ALEX, Michel – Custom Circus: Mekanon, Barcarena, Divergência, 2019
Sinopse: Numa terra futura devastada pela insanidade humana, o estilo de vida voltou a ser orgulhosamente nómada. Clãs de bikers, apoiados por caravanas de trailers e camiões, guiados pelos seus druidas, vagueiam pelo imenso deserto que é agora o Atlântico, fugindo a uma devastadora escuridão que lhes ameaça roubar a liberdade e a vida. Cabe a Storme, Roker e Blu, pertencentes ao grupo mais sagrado dos Wheels, salvaram o estilo de vida, as tradições e a alma de todas as tribos da roda. Mas os senhores das trevas têm outros planos para o que resta da Humanidade, em que o amor, a música e a individualidade não têm lugar. Esta é a imensa história do Custom Circus.

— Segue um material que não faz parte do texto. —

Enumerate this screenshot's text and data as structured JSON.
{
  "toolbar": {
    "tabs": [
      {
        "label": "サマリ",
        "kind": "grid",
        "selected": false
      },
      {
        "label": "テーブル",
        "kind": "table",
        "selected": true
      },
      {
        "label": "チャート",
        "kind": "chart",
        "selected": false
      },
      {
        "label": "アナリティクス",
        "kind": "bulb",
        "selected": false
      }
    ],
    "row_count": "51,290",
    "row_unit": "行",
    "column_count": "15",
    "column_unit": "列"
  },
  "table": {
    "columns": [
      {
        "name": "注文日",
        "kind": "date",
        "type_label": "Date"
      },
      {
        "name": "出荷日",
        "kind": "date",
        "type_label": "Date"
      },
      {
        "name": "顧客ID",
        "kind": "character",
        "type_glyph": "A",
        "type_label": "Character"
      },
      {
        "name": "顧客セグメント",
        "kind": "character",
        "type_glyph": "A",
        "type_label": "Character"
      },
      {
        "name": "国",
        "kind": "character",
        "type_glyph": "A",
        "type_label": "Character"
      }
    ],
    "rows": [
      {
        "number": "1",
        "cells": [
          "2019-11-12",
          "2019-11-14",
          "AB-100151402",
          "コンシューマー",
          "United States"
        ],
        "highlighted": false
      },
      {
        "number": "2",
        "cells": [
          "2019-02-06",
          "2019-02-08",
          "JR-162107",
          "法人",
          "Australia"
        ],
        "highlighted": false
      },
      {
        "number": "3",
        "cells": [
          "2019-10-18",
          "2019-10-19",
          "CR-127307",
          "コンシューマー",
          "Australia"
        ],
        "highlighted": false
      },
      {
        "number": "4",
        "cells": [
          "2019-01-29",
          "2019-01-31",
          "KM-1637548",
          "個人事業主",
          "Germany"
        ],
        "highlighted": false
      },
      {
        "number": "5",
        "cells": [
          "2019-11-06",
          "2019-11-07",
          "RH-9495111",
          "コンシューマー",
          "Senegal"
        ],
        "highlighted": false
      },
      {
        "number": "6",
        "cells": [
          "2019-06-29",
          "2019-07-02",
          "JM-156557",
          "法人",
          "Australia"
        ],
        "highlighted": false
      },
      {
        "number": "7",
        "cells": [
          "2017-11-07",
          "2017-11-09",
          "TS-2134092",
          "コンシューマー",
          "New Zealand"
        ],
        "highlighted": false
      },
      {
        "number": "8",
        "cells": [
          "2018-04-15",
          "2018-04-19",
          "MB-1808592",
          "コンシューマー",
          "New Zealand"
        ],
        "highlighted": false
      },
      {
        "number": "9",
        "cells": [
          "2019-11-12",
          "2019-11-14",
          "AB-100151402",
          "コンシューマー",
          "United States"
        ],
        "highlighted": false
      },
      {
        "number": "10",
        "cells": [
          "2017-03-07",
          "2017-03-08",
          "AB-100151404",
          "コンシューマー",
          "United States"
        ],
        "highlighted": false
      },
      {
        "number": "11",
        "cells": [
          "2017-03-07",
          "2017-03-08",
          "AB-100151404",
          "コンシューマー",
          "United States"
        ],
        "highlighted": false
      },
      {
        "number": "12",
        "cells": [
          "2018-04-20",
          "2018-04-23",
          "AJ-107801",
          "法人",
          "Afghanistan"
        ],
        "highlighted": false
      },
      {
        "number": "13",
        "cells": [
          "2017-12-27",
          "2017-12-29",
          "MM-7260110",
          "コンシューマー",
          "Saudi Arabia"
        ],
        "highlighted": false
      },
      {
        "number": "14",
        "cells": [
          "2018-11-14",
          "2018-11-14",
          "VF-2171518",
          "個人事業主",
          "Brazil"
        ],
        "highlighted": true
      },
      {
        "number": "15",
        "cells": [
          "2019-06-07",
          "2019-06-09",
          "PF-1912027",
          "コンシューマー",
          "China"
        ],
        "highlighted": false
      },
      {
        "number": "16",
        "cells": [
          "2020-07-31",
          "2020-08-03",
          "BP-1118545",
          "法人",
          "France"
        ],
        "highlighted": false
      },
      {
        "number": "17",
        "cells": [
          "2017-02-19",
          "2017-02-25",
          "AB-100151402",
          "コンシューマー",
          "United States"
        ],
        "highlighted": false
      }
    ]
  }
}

Nota: Este exemplar foi oferecido pela Divergência ao BookTales. Pode ser adquirido aqui. Poder-se-á também conhecer mais sobre o Custom Circus – cuja actuação vai além da literatura – aqui.
Opinião: O livro inicia-se com um capítulo 0 onde de imediato o autor se apresenta também como narrador, uma confluência visível várias vezes ao longo da narrativa: apesar da narração heterodiegética, são inúmeros os momentos em que o narrador/autor se dirige ao leitor, apresenta viragens no enredo como sendo sua vontade, ou relembra o facto de serem as personagens não mais do que isso. Explica ainda a origem da saga e um pouco sobre o seu contexto ficcional: o mundo pós-apocalíptico e os protagonistas que o vivem.
É evidente a influência da imagem durante todo a narrativa. Desde a descrição do ambiente à das personagens, o modo como se movimentam, como se vestem, e como se movem, é patente que o autor continha um ideia clara do que queria que o leitor visualizasse com a leitura. Infelizmente falha ao não aprofundar os elementos da obra: algo que é comum a várias facetas. O enredo é linear e pouco inovador – os vilões a quererem sobrepor-se aos heróis pelo poder –; as personagens assemelham-se entre si, tanto pelo modo de estar como pelo de falar, sendo as personagens femininas particularmente similares entre si; as relações entre as personagens são abruptas, sem substância narrativa que as sustente; o pacing do enredo é irregular, dando a ideia de os desenvolvimentos descritos terem sido lembrados conforme se foi escrevendo, sem que uma revisão e reescrita posterior o equilibrassem; o próprio worldbuilding, o elemento que se poderia tornar no mais forte pilar da obra, carece de aprofundamento, tornando-se em não mais que uma imagem, em vez de um contexto sócio-cultural.
Algo que se evidencia no estilo de escrita é a informalidade. Sabemos, pelo próprio autor, ter o Custom Circus surgido por conta das insónias, ou seja, será válido deduzir que a escrita seria, primordialmente, do autor para si próprio, e só depois destinada a terceiros. A ser esse o caso, não é de estranhar a descontracção narrativa. Ao alterar-se a sua finalidade, todavia, teria sido aconselhável uma revisão profunda que expurgasse certos detalhes que atribuem um carácter de amadorismo ao texto: pegando em três exemplos, o excesso de onomatopeias (em particular as que pretendem reproduzir risos ou choro); a escolha de linguagem floreada em diálogos, a qual os torna pouco credíveis; e o uso erróneo de parágrafos, separando o verbo da fala, e pontuação nos diálogos, como se pode ver:
“ – Ah! Que linda criatura! Pareces tão jovem…
Constata Zaat, com a face sempre velada na penumbra do seu manto.”
Apesar da ideia cerne da obra ser chamativa, a sua prossecução carece nos pontos indicados, o que infelizmente levou a que não me fosse uma leitura aprazível.